Given that recent history, imagine if Hunter Biden’s mid-December sentencing included years in prison—for transgressions that experts say are rarely prosecuted. What would the public reaction have been if Joe Biden, in the final days of his presidency, refused to use a get-out-of-jail-free card for his very own son?
Family is central to the Biden brand
Joe Biden spent his half-century in politics insisting that politics had no place in the judicial system, but that belief ran head-first into a competing precept that family stands above all other concerns. The President’s grief over the death of his son Beau Biden has been the overlay of so much of the Biden family’s decision-making in the last decade, and surely factored into the President’s thinking as he weighed the prospect of even more his grandkids spending time without their own father. It was a politically fraught move, but not an unexpected one. After all, when an Iowan asked Biden about Hunter’s work in Ukraine back in December of 2019, the then-former VP called the man “a damned liar” and challenged him to a push-up contest. Joe Biden followed-up with a pledge to keep his own house in order if elected.
And not for nothing, Hunter Biden has been incredibly open about his battles with addiction, and has seemingly turned around his life in the years after some admittedly poor choices. A lengthy jail term would do little to teach Hunter Biden any lessons he hasn’t already internalized. That argument appeared to help Joe Biden get to yes.
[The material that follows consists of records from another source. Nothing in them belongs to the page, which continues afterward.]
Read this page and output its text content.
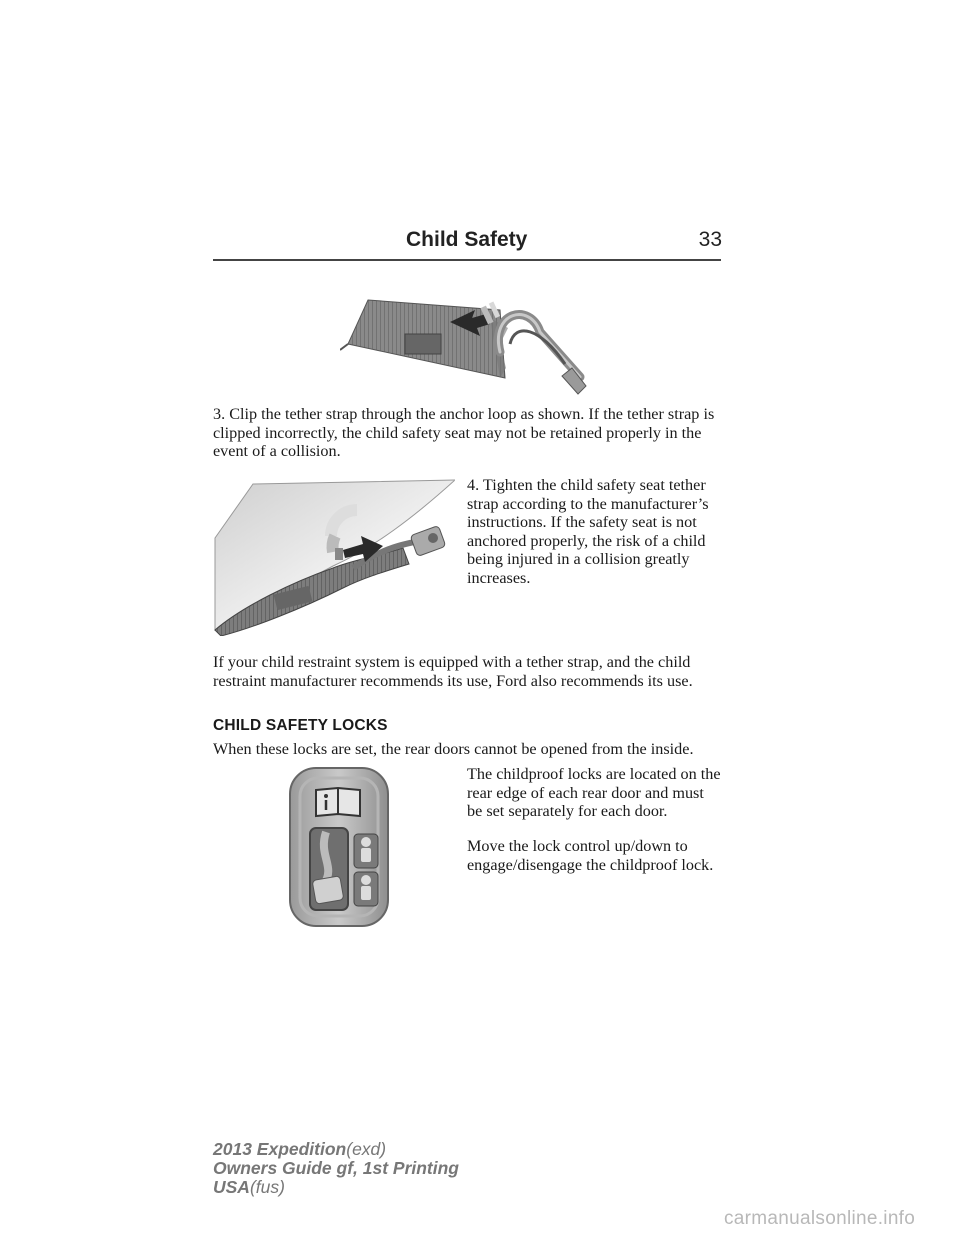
Child Safety	33

3. Clip the tether strap through the anchor loop as shown. If the tether strap is clipped incorrectly, the child safety seat may not be retained properly in the event of a collision.

4. Tighten the child safety seat tether strap according to the manufacturer’s instructions. If the safety seat is not anchored properly, the risk of a child being injured in a collision greatly increases.

If your child restraint system is equipped with a tether strap, and the child restraint manufacturer recommends its use, Ford also recommends its use.

CHILD SAFETY LOCKS

When these locks are set, the rear doors cannot be opened from the inside.

The childproof locks are located on the rear edge of each rear door and must be set separately for each door.

Move the lock control up/down to engage/disengage the childproof lock.

2013 Expedition(exd)
Owners Guide gf, 1st Printing
USA(fus)
carmanualsonline.info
Joe Biden could do this without much of a check
The pardon power is absolute and the President’s alone. There’s no sign off needed from Congress and no one in his administration has any real authority to stop him. That’s why, when Biden said “I will not pardon him” on June 13, some were skeptical. A pardon was always an option, no matter how much his aides and allies urged otherwise on All Things Hunt. How else to explain why Joe Biden welcomed Hunter Biden to a state dinner just days after the younger Biden cut a doomed deal with federal prosecutors, led by an Attorney General attending the same event? Despite Hunter Biden’s ghosts, he still has sway inside his father’s inner circle as the eldest living child of a once-imagined political dynasty.
This is going to sting, but maybe just for a beat
The White House released the news late Sunday, just as Biden was about to hop on a flight heading out on his final foreign trip as President. That puts the President out of Washington until Thursday with no formal press conference on the books, a strategy that follows a South America trip last month that came with a similar media brown-out. That leaves a whole lot of time to fill in a Washington subsumed by this apparent violation of Biden’s vow not to do what he just did. And, aboard the presidential flight on Air Force One, the White House’s top spokeswoman doubled-down on the reversal. And on Monday, as she welcomed National Guard members to the White House to tour the holiday decorations, First Lady Jill Biden got pelted with a question about the pardon. "Of course I support the pardon of my son," Dr. Biden said in the White House’s State Dining Room.
On top of that, Washington faces its seemingly auto-renewal gift of a holiday-themed spending deadline; this year, Congress has until Dec. 20 to kick the can down the road, and there’s a whole lot of disagreement just how far into Trump’s second term they should be looking toward. Put simply: the pardon is not going to stay front of mind for most Americans, and Trump is likely to find a way to hijack the public discourse as Team Joe runs down the clock.